The leads are well-cast; all four can sing well (young Glory Padgett does a swell job with Dorothy's signature tune "Over the Rainbow") and they all seem as if they're genuinely having a good time up there. In community theater musicals, that counts for a lot.
The costumes and makeup are remarkable.
Adam Rich's Scarecrow is elastic and goofy, while Bob Fulton gives the Tin Man a stiff-legged walk and sentimental demeanor.
Renee DeRossett, who's the play's co-director, steals every scene as the Lion. I think she's channeled the ghost of Bert Lahr.
The two "crowd" scenes (Munchkinland and the Emerald City) include what looks like the entire population of Tybee Island onstage. They are delightful scenes, and it's enchanting to watch tiny little kids enthusiastically singing the songs alongside older residents, everyone sporting colorful costumes and looking like they're having the time of their lives.
That, in a nutshell, is community theater.
On the night I attended, the young children in the audience were enthralled by the entire show. Perhaps they'd seen the movie, perhaps not yet, but the story is timeless and spellbinding, and this production is nothing short of charming.
At Saturday night's show, co-director Kim Trammell's appearances as the green-skinned Wicked Witch of the West drew gasps from the youngest members of the audience. Every time.
The video effects, provided by Tytan Studios, are remarkably well-integrated into the production, especially the first appearance of the Wizard himself. Although former Georgia congressman Burke Day appeared as the giant floating head of the big man, at Saturday's show his "live" character was played by Barry Finch, who looks nothing like Day. I have to admit, that was a tad confusing.
Of course, such a massive undertaking can't be one hundred percent perfect. The use of canned music tracks was off-putting at first (although one suspects the use of a live orchestra might have proved problematic). I got used to it.

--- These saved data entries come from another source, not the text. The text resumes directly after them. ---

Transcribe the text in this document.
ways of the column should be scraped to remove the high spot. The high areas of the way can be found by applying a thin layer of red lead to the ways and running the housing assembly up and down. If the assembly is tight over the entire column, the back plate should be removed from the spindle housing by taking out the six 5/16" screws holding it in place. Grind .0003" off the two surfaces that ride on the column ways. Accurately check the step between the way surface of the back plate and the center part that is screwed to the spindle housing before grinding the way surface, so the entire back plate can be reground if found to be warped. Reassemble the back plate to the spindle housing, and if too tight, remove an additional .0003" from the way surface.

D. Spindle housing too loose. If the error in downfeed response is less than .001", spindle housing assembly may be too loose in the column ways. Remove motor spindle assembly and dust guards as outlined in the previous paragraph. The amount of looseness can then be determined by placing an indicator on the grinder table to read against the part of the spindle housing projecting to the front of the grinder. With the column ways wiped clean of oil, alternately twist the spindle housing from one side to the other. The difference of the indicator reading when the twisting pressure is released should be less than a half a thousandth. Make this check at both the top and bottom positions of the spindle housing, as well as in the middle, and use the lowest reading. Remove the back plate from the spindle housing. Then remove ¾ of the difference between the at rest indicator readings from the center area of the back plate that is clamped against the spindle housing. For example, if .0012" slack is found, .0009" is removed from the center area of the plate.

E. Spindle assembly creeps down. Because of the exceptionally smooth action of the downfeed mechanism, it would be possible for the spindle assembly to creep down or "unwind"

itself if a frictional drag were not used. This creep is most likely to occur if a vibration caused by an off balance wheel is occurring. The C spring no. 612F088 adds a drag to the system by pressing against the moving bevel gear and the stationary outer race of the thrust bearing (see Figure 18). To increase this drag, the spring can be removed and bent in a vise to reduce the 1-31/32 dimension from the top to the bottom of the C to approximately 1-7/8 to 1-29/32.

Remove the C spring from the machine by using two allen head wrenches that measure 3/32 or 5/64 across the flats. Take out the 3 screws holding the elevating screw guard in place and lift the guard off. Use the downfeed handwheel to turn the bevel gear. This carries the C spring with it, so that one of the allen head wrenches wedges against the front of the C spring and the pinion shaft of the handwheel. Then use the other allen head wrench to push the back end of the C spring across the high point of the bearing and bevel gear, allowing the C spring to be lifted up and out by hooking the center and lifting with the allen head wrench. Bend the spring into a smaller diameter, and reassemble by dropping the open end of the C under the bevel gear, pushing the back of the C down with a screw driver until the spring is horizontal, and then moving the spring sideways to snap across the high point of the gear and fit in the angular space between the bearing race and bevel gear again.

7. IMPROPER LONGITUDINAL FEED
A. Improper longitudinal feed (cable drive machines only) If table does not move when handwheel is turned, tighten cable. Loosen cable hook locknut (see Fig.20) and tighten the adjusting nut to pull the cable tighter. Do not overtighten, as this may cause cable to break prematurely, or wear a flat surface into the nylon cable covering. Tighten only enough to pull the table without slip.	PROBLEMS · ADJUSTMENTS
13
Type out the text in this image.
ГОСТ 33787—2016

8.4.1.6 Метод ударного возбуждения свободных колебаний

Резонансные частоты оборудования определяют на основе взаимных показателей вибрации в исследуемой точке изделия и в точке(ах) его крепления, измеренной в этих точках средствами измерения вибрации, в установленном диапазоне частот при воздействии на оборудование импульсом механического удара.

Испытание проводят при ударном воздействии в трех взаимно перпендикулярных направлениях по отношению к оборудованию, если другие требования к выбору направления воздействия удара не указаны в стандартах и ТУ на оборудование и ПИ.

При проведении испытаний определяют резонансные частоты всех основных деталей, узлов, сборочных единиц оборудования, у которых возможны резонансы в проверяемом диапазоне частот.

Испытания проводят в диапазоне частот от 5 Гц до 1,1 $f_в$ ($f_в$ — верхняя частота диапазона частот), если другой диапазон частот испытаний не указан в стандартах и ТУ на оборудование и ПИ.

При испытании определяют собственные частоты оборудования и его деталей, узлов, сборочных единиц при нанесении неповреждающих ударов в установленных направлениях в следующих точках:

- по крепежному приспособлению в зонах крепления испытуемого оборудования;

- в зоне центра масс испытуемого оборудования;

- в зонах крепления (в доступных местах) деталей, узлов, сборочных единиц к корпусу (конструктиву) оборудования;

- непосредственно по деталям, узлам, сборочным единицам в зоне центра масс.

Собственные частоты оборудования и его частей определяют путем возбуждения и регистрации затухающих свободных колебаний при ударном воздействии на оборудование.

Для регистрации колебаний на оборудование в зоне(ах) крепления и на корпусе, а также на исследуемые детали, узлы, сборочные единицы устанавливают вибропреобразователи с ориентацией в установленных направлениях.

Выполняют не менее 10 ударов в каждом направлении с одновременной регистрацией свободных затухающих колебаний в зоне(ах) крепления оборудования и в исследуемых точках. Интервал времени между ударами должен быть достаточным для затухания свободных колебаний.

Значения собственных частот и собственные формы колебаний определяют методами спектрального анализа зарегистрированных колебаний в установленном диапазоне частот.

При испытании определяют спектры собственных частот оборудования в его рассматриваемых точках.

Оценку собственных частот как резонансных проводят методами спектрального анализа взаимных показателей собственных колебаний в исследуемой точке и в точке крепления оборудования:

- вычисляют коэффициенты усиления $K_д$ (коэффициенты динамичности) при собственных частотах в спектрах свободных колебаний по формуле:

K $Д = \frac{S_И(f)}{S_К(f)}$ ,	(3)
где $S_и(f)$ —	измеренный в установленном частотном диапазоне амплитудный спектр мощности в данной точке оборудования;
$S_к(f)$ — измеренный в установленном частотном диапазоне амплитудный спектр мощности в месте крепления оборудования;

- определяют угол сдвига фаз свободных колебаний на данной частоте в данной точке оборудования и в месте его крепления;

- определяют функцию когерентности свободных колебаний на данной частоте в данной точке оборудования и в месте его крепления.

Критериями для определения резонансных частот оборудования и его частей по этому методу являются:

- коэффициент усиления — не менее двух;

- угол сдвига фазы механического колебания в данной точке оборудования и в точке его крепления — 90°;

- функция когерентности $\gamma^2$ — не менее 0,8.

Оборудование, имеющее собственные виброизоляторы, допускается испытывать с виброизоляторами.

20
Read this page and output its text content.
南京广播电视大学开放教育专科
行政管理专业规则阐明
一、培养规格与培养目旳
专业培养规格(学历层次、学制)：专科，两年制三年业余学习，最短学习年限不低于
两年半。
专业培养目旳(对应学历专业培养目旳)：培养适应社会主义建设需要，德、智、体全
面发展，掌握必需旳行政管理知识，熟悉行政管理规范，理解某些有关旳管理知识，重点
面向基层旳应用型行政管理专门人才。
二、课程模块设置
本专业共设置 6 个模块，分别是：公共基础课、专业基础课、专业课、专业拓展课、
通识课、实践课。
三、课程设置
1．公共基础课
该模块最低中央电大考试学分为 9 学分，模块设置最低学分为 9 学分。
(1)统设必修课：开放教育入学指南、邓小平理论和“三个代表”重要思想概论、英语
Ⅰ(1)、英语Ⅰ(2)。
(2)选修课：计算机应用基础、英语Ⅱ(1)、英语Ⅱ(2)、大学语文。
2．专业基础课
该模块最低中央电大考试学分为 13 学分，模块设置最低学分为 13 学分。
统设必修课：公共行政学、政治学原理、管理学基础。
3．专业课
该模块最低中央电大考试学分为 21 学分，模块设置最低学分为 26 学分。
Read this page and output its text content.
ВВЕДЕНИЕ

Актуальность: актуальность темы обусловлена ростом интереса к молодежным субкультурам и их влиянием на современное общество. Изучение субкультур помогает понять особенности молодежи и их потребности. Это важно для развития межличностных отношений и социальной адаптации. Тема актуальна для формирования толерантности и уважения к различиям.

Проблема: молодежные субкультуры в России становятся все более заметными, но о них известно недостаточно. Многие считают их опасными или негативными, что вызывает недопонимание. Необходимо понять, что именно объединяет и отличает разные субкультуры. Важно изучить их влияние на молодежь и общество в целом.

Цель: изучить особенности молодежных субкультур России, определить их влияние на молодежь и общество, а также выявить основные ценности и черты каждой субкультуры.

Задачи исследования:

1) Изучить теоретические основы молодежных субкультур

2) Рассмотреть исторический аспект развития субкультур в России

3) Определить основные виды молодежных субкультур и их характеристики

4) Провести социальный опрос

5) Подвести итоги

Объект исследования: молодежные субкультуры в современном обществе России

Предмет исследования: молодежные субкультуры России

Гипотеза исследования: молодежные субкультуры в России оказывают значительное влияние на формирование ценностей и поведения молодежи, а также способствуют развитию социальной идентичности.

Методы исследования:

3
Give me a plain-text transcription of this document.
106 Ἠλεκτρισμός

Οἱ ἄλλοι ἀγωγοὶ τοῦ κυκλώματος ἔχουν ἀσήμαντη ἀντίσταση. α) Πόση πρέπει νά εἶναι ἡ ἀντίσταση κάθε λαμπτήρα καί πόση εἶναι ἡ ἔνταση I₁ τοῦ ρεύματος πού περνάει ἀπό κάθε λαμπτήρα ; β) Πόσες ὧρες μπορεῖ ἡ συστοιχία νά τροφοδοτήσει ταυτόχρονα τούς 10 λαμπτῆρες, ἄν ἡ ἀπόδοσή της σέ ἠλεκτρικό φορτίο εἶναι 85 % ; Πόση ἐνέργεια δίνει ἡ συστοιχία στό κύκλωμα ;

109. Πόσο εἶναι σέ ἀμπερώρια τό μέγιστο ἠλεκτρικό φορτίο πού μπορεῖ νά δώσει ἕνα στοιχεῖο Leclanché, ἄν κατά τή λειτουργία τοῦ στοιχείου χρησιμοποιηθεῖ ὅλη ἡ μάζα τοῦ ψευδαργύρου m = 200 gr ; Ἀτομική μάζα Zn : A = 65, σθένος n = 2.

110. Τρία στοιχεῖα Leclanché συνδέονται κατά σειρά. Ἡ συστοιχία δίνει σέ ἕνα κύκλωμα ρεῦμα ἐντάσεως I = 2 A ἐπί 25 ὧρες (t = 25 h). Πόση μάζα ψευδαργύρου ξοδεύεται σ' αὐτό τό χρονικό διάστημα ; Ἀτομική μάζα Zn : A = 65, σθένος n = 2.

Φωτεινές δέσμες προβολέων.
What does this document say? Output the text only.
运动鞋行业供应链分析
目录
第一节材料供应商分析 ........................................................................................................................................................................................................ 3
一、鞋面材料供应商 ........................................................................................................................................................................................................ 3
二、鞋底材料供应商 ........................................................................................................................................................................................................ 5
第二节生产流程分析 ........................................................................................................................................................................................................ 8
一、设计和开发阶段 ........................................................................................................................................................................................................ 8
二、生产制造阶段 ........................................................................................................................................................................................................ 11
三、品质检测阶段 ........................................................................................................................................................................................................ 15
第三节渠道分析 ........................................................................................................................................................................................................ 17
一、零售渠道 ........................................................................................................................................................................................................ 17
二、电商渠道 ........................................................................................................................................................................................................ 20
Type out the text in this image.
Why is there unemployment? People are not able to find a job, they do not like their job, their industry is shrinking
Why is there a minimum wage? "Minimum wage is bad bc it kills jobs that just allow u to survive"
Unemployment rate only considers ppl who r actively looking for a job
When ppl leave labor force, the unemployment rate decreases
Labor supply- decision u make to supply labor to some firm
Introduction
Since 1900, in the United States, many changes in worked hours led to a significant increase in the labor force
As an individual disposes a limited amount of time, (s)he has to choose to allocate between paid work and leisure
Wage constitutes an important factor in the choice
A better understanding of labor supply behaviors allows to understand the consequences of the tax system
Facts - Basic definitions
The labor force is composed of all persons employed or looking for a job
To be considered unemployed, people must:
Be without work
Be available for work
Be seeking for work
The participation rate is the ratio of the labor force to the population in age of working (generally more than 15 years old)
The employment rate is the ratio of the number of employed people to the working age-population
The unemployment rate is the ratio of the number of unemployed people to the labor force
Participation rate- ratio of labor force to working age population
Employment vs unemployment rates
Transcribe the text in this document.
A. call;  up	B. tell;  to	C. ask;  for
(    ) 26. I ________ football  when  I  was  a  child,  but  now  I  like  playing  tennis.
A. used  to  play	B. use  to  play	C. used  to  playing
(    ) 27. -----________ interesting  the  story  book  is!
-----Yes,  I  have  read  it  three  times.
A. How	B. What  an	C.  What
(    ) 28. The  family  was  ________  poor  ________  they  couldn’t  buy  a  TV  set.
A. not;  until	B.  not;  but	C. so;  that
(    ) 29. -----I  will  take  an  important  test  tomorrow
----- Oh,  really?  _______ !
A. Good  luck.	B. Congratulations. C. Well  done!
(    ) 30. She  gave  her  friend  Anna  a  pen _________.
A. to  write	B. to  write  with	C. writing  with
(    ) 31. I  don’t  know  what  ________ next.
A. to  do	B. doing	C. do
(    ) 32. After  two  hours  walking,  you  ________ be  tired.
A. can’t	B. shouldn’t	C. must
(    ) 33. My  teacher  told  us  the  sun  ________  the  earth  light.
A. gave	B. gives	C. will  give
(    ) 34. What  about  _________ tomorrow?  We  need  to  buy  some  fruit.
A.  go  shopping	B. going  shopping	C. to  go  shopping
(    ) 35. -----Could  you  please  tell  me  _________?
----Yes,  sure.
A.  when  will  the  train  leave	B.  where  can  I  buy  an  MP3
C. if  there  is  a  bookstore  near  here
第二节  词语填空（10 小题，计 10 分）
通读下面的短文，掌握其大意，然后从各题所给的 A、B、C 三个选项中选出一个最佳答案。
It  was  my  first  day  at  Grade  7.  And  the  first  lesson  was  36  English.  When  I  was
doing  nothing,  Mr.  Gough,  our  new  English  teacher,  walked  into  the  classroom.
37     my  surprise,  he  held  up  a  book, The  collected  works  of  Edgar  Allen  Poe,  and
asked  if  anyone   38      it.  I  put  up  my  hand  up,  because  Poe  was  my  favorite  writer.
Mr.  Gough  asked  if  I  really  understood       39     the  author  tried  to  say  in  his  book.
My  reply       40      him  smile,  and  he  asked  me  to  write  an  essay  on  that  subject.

The "added" dialogue from the angry apple trees didn't come off so well.
Some of the scene changes took a little longer than they probably should have, with costumed cast members still onstage, moving things around, when the lights came up.
Mere quibbles, however. This production of The Wizard of Oz casts its spell in the opening minutes, and when Dorothy finally arrives back home in Kansas, you'll feel as if you've gone on the journey with her.
There's something magical in the air on Tybee Island. Bring the kids.
The Wizard of Oz continues July 29-31.